Analysis of the Possibility to Use ID1 Card’s NFC Interface for Authentication and Electronic Signing

NFC (Near-Field Communication) is a technology used daily for paying with a smartwatch or a smartphone, validating one’s public transportation card, etc. NFC is also used as a standardised technology requirement for passports enabling people to travel to countries all over the world.

Since November 2018, Estonia started issuing ID cards equipped with a contactless interface. This created a new opportunity for performing authentication and electronic signing without the card holder having to insert the card into a smartcard reader. However, this function is currently not in use, due to uncertainties about its legal and security issues.

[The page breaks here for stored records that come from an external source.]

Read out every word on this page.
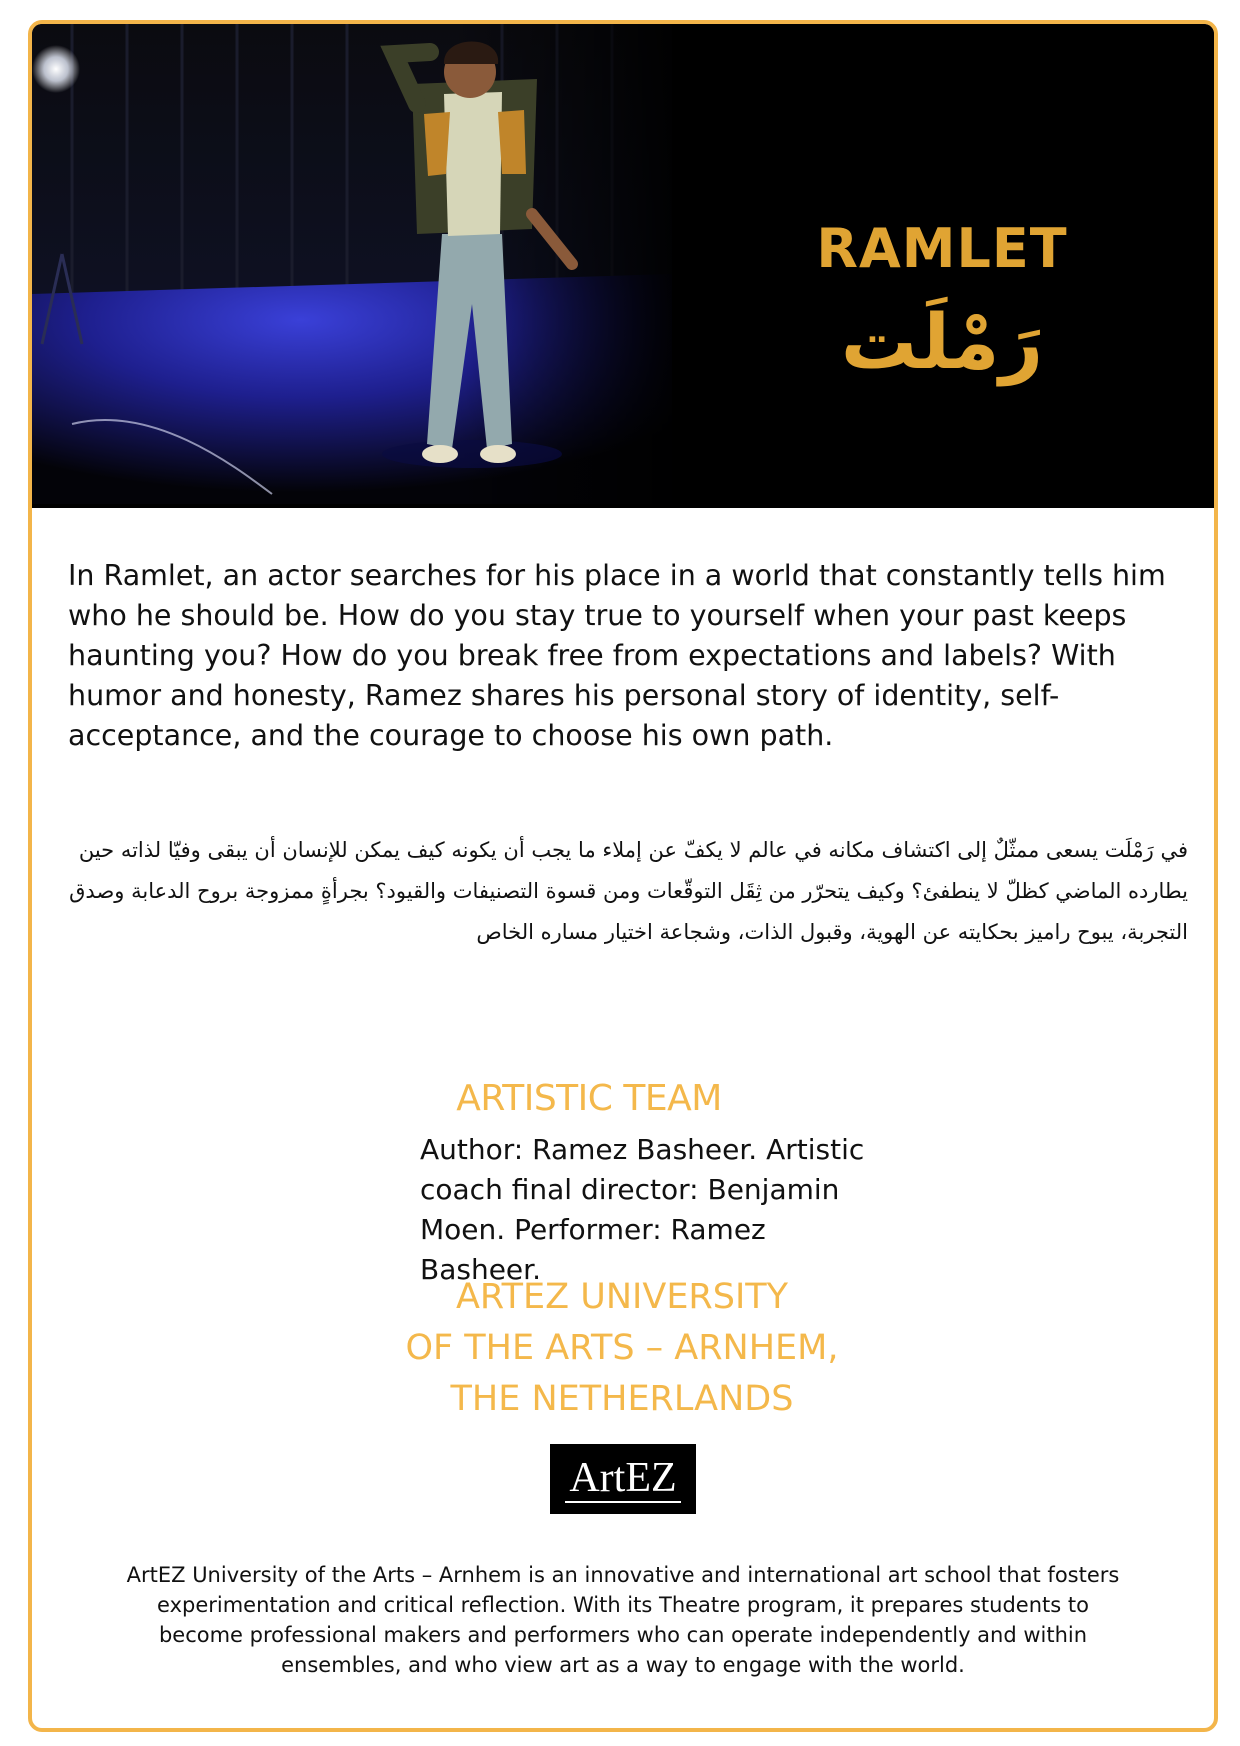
RAMLET
رَمْلَت

In Ramlet, an actor searches for his place in a world that constantly tells him who he should be. How do you stay true to yourself when your past keeps haunting you? How do you break free from expectations and labels? With humor and honesty, Ramez shares his personal story of identity, self-acceptance, and the courage to choose his own path.

في رَمْلَت يسعى ممثّلٌ إلى اكتشاف مكانه في عالم لا يكفّ عن إملاء ما يجب أن يكونه كيف يمكن للإنسان أن يبقى وفيّا لذاته حين يطارده الماضي كظلّ لا ينطفئ؟ وكيف يتحرّر من ثِقَل التوقّعات ومن قسوة التصنيفات والقيود؟ بجرأةٍ ممزوجة بروح الدعابة وصدق التجربة، يبوح راميز بحكايته عن الهوية، وقبول الذات، وشجاعة اختيار مساره الخاص

ARTISTIC TEAM

Author: Ramez Basheer. Artistic coach final director: Benjamin Moen. Performer: Ramez Basheer.

ARTEZ UNIVERSITY
OF THE ARTS – ARNHEM,
THE NETHERLANDS
ArtEZ

ArtEZ University of the Arts – Arnhem is an innovative and international art school that fosters experimentation and critical reflection. With its Theatre program, it prepares students to become professional makers and performers who can operate independently and within ensembles, and who view art as a way to engage with the world.
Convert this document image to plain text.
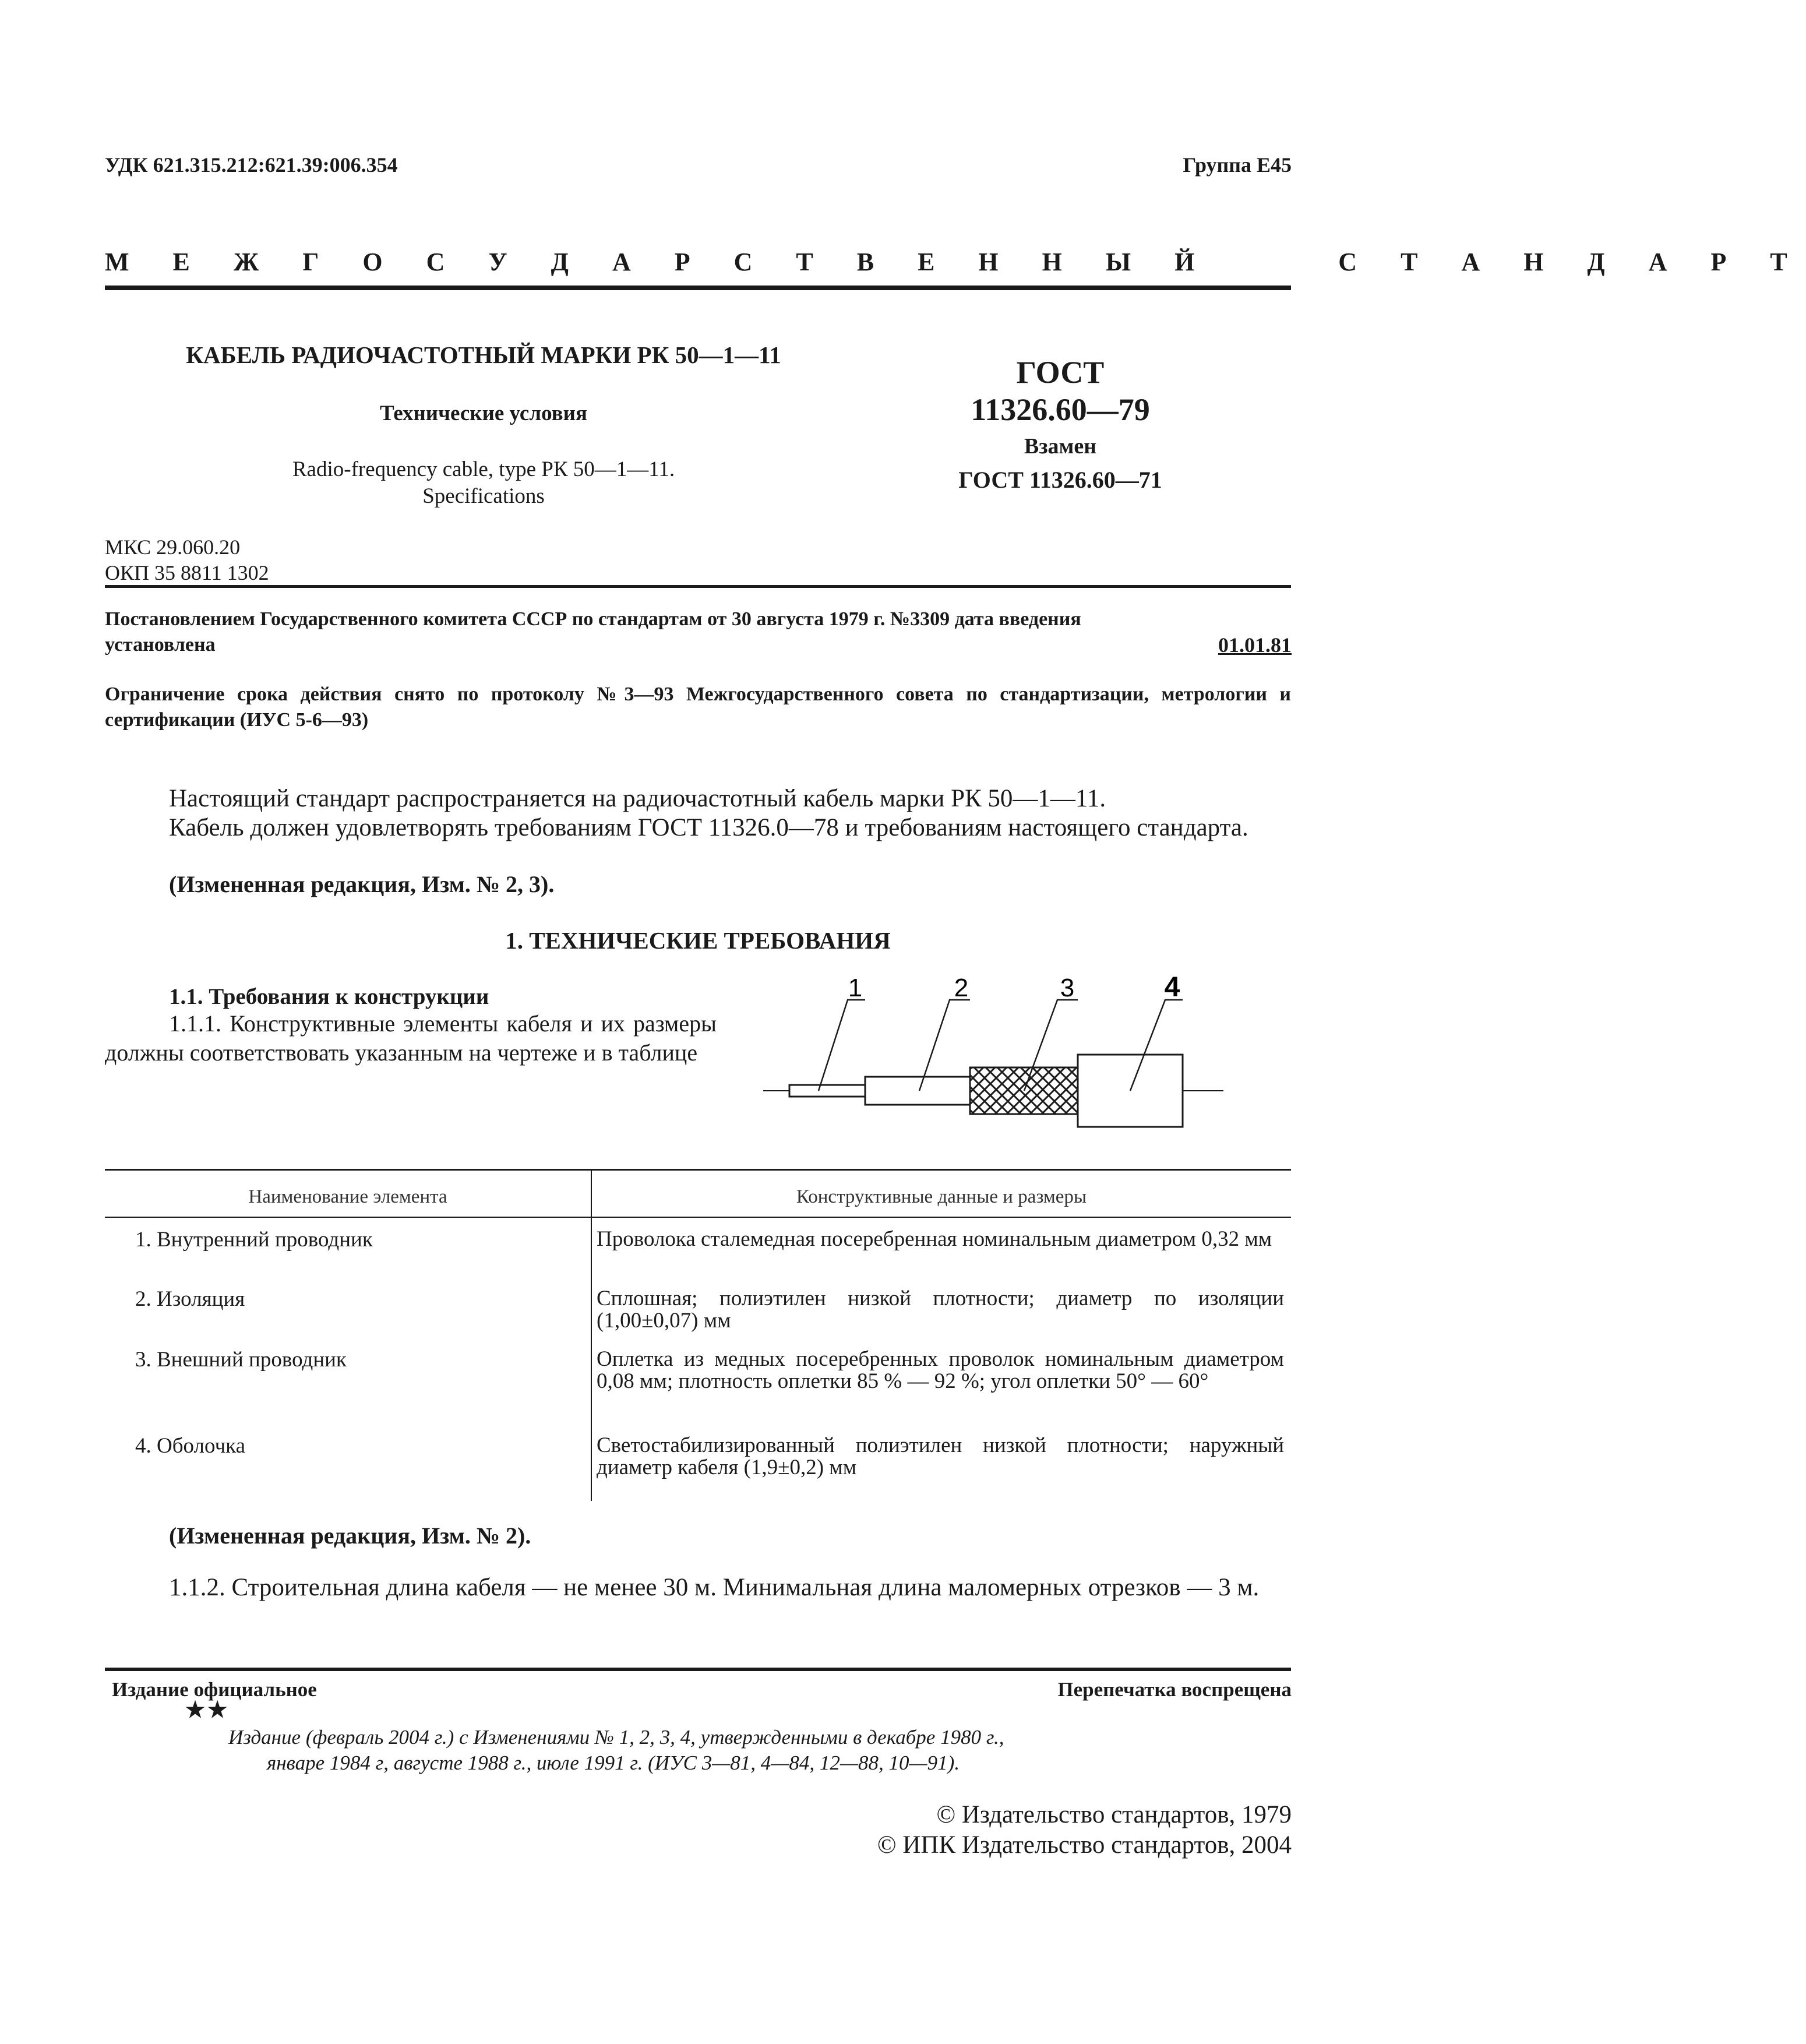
УДК 621.315.212:621.39:006.354	Группа Е45
М Е Ж Г О С У Д А Р С Т В Е Н Н Ы Й     С Т А Н Д А Р Т
КАБЕЛЬ РАДИОЧАСТОТНЫЙ МАРКИ РК 50—1—11
Технические условия
Radio-frequency cable, type РК 50—1—11.
Specifications
ГОСТ
11326.60—79
Взамен
ГОСТ 11326.60—71
МКС 29.060.20
ОКП 35 8811 1302
Постановлением Государственного комитета СССР по стандартам от 30 августа 1979 г. №3309 дата введения
установлена	01.01.81
Ограничение срока действия снято по протоколу №3—93 Межгосударственного совета по стандартизации, метрологии и сертификации (ИУС 5-6—93)
Настоящий стандарт распространяется на радиочастотный кабель марки РК 50—1—11.
Кабель должен удовлетворять требованиям ГОСТ 11326.0—78 и требованиям настоящего стандарта.
(Измененная редакция, Изм. № 2, 3).
1. ТЕХНИЧЕСКИЕ ТРЕБОВАНИЯ
1.1. Требования к конструкции
1.1.1. Конструктивные элементы кабеля и их размеры должны соответствовать указанным на чертеже и в таблице
1	2	3	4
Наименование элемента	Конструктивные данные и размеры
1. Внутренний проводник	Проволока сталемедная посеребренная номинальным диаметром 0,32 мм
2. Изоляция	Сплошная; полиэтилен низкой плотности; диаметр по изоляции (1,00±0,07) мм
3. Внешний проводник	Оплетка из медных посеребренных проволок номинальным диаметром 0,08 мм; плотность оплетки 85 % — 92 %; угол оплетки 50° — 60°
4. Оболочка	Светостабилизированный полиэтилен низкой плотности; наружный диаметр кабеля (1,9±0,2) мм
(Измененная редакция, Изм. № 2).
1.1.2. Строительная длина кабеля — не менее 30 м. Минимальная длина маломерных отрезков — 3 м.
Издание официальное	Перепечатка воспрещена
★★
Издание (февраль 2004 г.) с Изменениями № 1, 2, 3, 4, утвержденными в декабре 1980 г.,
январе 1984 г, августе 1988 г., июле 1991 г. (ИУС 3—81, 4—84, 12—88, 10—91).
© Издательство стандартов, 1979
© ИПК Издательство стандартов, 2004
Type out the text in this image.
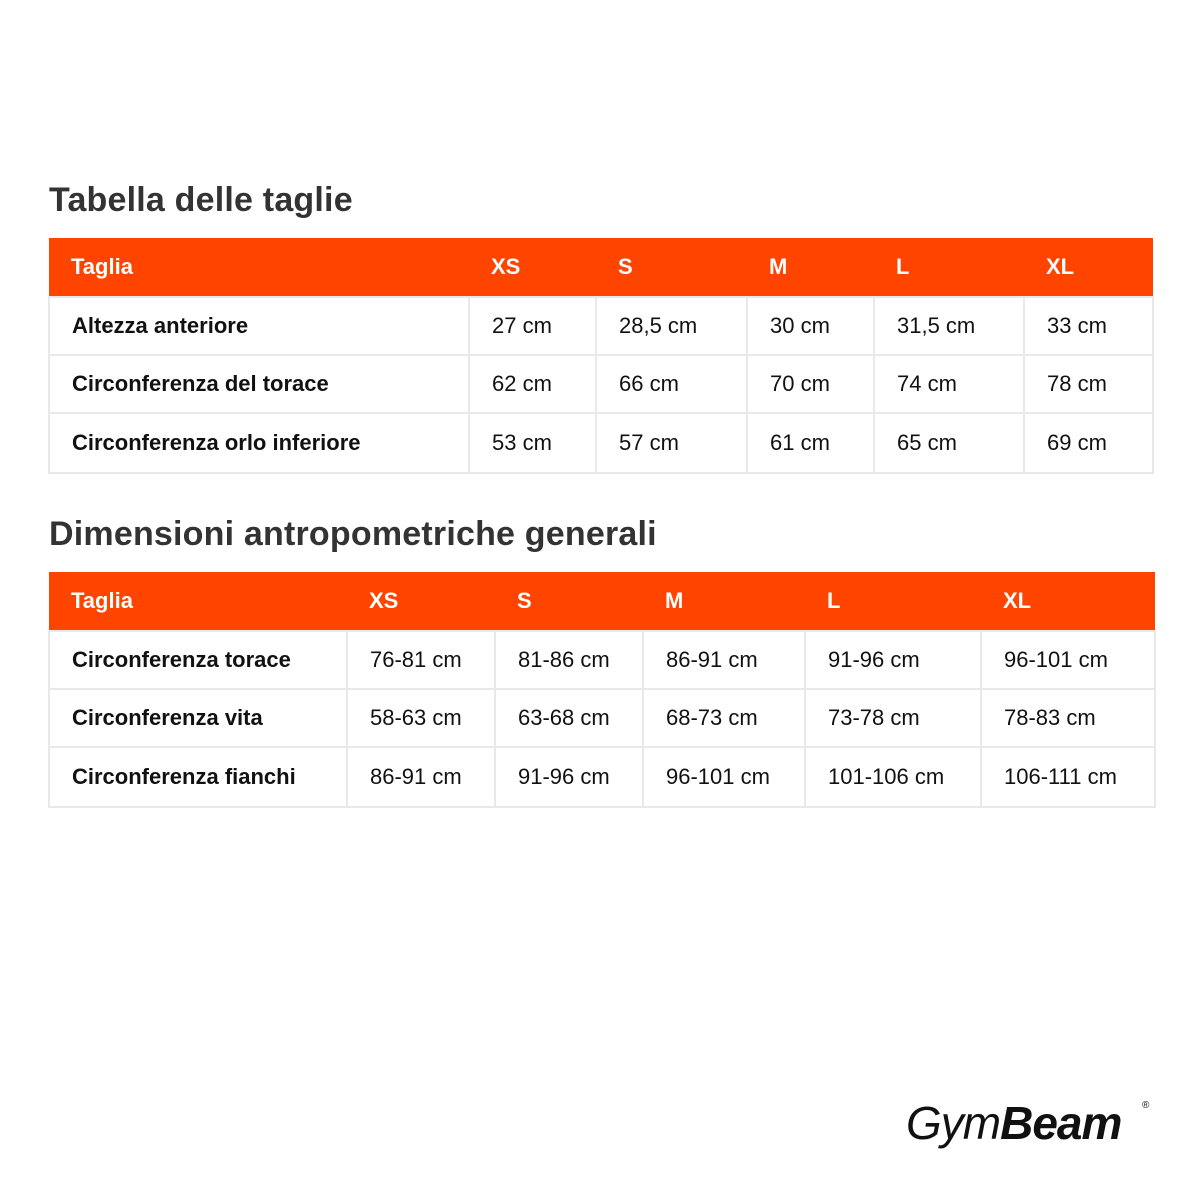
Tabella delle taglie
Taglia	XS	S	M	L	XL
Altezza anteriore	27 cm	28,5 cm	30 cm	31,5 cm	33 cm
Circonferenza del torace	62 cm	66 cm	70 cm	74 cm	78 cm
Circonferenza orlo inferiore	53 cm	57 cm	61 cm	65 cm	69 cm
Dimensioni antropometriche generali
Taglia	XS	S	M	L	XL
Circonferenza torace	76-81 cm	81-86 cm	86-91 cm	91-96 cm	96-101 cm
Circonferenza vita	58-63 cm	63-68 cm	68-73 cm	73-78 cm	78-83 cm
Circonferenza fianchi	86-91 cm	91-96 cm	96-101 cm	101-106 cm	106-111 cm
GymBeam ®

The aim of the project was to study the potential usage of the Estonian ID card via NFC for authentication and electronic signing. For this, Cybernetica identified and mapped the risks, made the evaluation, and proposed risk mitigation tools as a list of requirements to ensure a secure deployment and usage of ID cards via NFC. From the legal stand point, we concluded that as long as the generated digital signature qualifies with a number of eIDAS articles, the NFC option is good to go.

In conclusion, using the Estonian ID-card over NFC interface is safe and there are no significant risks for the confidentiality of the user’s private keys and knowledge-based factors (PINs).